しゃがんで愛らしい顔を観察していると、キャロルの目蓋がゆっくりと開いた。
「う、ん……。レオン、さま?」
「おはよう、キャロル。セバスティアンに手酷く怒られたみたいだね」
縄は、花壇で使われている粗い目のもの。恐らく、セバスティアンが見かけた庭師から借りて、そのまま縛り付けたのだろう。

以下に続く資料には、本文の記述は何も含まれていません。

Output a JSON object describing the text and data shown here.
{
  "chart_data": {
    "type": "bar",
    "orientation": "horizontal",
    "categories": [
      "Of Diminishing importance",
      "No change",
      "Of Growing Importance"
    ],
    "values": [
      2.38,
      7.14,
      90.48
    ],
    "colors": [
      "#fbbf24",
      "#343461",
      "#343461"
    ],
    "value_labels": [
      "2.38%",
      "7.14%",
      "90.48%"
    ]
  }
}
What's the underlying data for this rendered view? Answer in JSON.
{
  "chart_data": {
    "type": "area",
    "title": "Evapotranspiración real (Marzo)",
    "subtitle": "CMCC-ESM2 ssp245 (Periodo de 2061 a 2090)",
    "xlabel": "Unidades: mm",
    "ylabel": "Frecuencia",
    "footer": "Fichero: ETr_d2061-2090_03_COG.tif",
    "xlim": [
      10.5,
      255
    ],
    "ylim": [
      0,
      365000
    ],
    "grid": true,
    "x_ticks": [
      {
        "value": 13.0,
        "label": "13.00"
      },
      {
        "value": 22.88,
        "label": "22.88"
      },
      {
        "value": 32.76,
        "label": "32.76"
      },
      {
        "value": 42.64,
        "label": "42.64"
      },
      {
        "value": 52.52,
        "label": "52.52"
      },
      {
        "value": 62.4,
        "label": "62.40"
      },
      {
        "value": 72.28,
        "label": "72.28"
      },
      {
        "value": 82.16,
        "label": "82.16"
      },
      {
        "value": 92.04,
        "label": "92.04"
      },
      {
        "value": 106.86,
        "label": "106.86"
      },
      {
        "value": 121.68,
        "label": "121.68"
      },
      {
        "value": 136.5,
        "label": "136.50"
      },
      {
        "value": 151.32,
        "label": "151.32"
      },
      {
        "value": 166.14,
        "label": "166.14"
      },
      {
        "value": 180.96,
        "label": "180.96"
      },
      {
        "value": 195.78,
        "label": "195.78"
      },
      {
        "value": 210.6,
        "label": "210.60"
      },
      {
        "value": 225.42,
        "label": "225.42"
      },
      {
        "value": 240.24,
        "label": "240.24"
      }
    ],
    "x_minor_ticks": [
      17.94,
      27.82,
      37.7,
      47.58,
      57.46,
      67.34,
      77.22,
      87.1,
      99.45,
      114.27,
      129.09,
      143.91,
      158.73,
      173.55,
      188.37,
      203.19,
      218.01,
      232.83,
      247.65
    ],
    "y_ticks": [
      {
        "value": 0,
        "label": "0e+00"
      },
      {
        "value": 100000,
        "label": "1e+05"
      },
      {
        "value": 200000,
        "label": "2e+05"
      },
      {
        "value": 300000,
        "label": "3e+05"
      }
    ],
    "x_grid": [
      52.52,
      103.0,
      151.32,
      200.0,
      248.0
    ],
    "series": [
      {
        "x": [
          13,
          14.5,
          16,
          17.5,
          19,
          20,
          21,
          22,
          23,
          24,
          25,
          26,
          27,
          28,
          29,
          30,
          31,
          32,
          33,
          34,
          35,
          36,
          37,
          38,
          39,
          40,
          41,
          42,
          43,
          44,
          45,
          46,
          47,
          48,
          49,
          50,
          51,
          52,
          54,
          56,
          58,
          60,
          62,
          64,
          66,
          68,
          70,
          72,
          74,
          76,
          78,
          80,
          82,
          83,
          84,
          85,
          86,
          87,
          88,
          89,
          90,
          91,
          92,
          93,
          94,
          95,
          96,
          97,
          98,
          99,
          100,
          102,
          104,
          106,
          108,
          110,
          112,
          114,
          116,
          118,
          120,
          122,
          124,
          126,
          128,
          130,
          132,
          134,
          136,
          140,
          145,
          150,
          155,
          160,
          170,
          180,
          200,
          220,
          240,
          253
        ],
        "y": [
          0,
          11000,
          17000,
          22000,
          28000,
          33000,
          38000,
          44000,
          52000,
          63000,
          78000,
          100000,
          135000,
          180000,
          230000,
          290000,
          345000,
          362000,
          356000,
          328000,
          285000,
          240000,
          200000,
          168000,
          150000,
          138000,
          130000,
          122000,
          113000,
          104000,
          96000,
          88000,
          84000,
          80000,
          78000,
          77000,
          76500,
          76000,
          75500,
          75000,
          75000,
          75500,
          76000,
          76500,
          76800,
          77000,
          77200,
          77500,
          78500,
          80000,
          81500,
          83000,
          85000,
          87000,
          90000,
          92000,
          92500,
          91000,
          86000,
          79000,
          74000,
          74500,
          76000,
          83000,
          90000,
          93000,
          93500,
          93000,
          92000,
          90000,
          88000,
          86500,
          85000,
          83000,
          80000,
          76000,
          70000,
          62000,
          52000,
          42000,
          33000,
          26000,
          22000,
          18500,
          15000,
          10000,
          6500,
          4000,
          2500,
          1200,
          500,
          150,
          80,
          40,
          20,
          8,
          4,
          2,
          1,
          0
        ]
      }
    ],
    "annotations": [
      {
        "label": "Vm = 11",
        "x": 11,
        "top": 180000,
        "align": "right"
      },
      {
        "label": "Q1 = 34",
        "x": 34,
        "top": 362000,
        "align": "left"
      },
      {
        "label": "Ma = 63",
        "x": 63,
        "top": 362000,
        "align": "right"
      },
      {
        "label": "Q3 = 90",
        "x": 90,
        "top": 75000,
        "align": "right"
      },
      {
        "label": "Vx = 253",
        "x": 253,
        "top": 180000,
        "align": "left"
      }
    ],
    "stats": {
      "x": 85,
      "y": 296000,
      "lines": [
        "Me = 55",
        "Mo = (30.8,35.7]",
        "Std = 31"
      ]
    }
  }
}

キャロルの肌が傷ついていないか、ちょっとだけ心配になる。
「そうでした! セバスお兄様ったら、王太子に怪我をさせた責任をとろうとするわたくしを、グルグル巻きに縛り上げてしまわれたのですわ! 縄を外してくださいませ、レオン様。シザーリオ公爵令嬢として、覚悟はできておりますから!!!」
「だーめ」
レオンは、興奮して赤く染まったキャロルの鼻を、ちょんと指先で押した。
「キャロルが死んじゃったら、俺は生きていけないよ。責任をとるのは自由だけど、自分の体や心を痛めつけない方法にして」
「はい……。どうやってお詫びすればよろしいでしょうか?」
潤んだ瞳で問いかけられて、レオンの悪戯心がうずいた。
縄で動けない、この状況。くすぐったら、可愛い反応が見られる気が――。
「レーーオーーンーーーー????」
わずかに開いた扉から、月夜の猫みたいに輝く目がのぞいた。
レオンは、やましい気持ちを押し隠して、愛想笑いする。
「何もしていないよ、セバスティアン。まだね」
「まだ、ということは、何かはしようとしたんだな!? 貴様にいかがわしい事をさせるために、結婚前の妹を渡したわけではないぞーーーー!!!!!」
「セバスお兄様。レオン様にそんな失礼なことをおっしゃらないでください!」
部屋に入ってきたセバスティアンに、キャロルは縛られたまま反論する。
「わたくし、レオン様にでしたら、何をされてもかまいませんわ。そんな女心が分からないから、お兄様は三ケタ止まりですのよ!!!」
「だから、三ケタってなんだーーーー!!!」
元気に言い争う兄妹を眺めていたレオンは、ピンときた。
「それがセバスティアンの例の数字なんだね。キャロル」
「はい! お兄様がこうなので、シザーリオ公爵家は危機なのです!!!」
「心配しないで。いざとなったら、俺から名門のご令嬢を紹介するから。セバスティアンは愛情深い男だよ。三ケタだけど」
自分抜きで話を進められて、セバスティアンはカンカンだ。
「三ケタ三ケタって何の話だ!!! いい加減、教えろーーーーー!!!!!」
「お兄様もお知りになりたいのですか?」
キャロルは、レオンをうかがった。
彼は、口元に一指し指を立てて、しーっと合図している。
レオンが望むなら、キャロルの口は、岩よりも重たくなる。
「内緒です!!! なぜなら、その方が、レオン様が楽しそうだからですわ!!!」
「ひどい妹だな、お前は!!!!」
愚痴をこぼしつつ、セバスティアンは縄を解いてくれた。
自由になったキャロルは、ドレスをつまみ上げてレオンにお辞儀する。
「お見苦しいところをお見せしました。レオン様にお怪我を負わせたお詫びは、別の形でさせていただきます」
「それなんだけど……」
顎に手を当てたレオンは、キャロルの耳元に囁いた。
「俺の『好き』と言った回数を、教えてもらえないかな?」
「えっ!?!!」
まさか、レオンの方から尋ねられるとは。
キャロルは、彼の頭上を見上げた。
燦然と輝く『∞』の字。その多くは、キャロルに向けての好意が占める。
教えても問題はない。けれど、∞になるほど愛されているのが分かっているから、口に出すのが恥ずかしい。
「あの、今は、その、心の準備が……」
赤くなってモゴモゴしていると、クスリと微笑まれてしまった。
「心の準備が必要な数字なの? 多いのかな、少ないのかな?」
「少なくはないです! わたくし、レオン様にたくさん愛されておりますもの」
「そうだね。これから、もっともっと愛すよ」
いちゃいちゃし始めた二人に、セバスティアンは烈火のごとく怒った。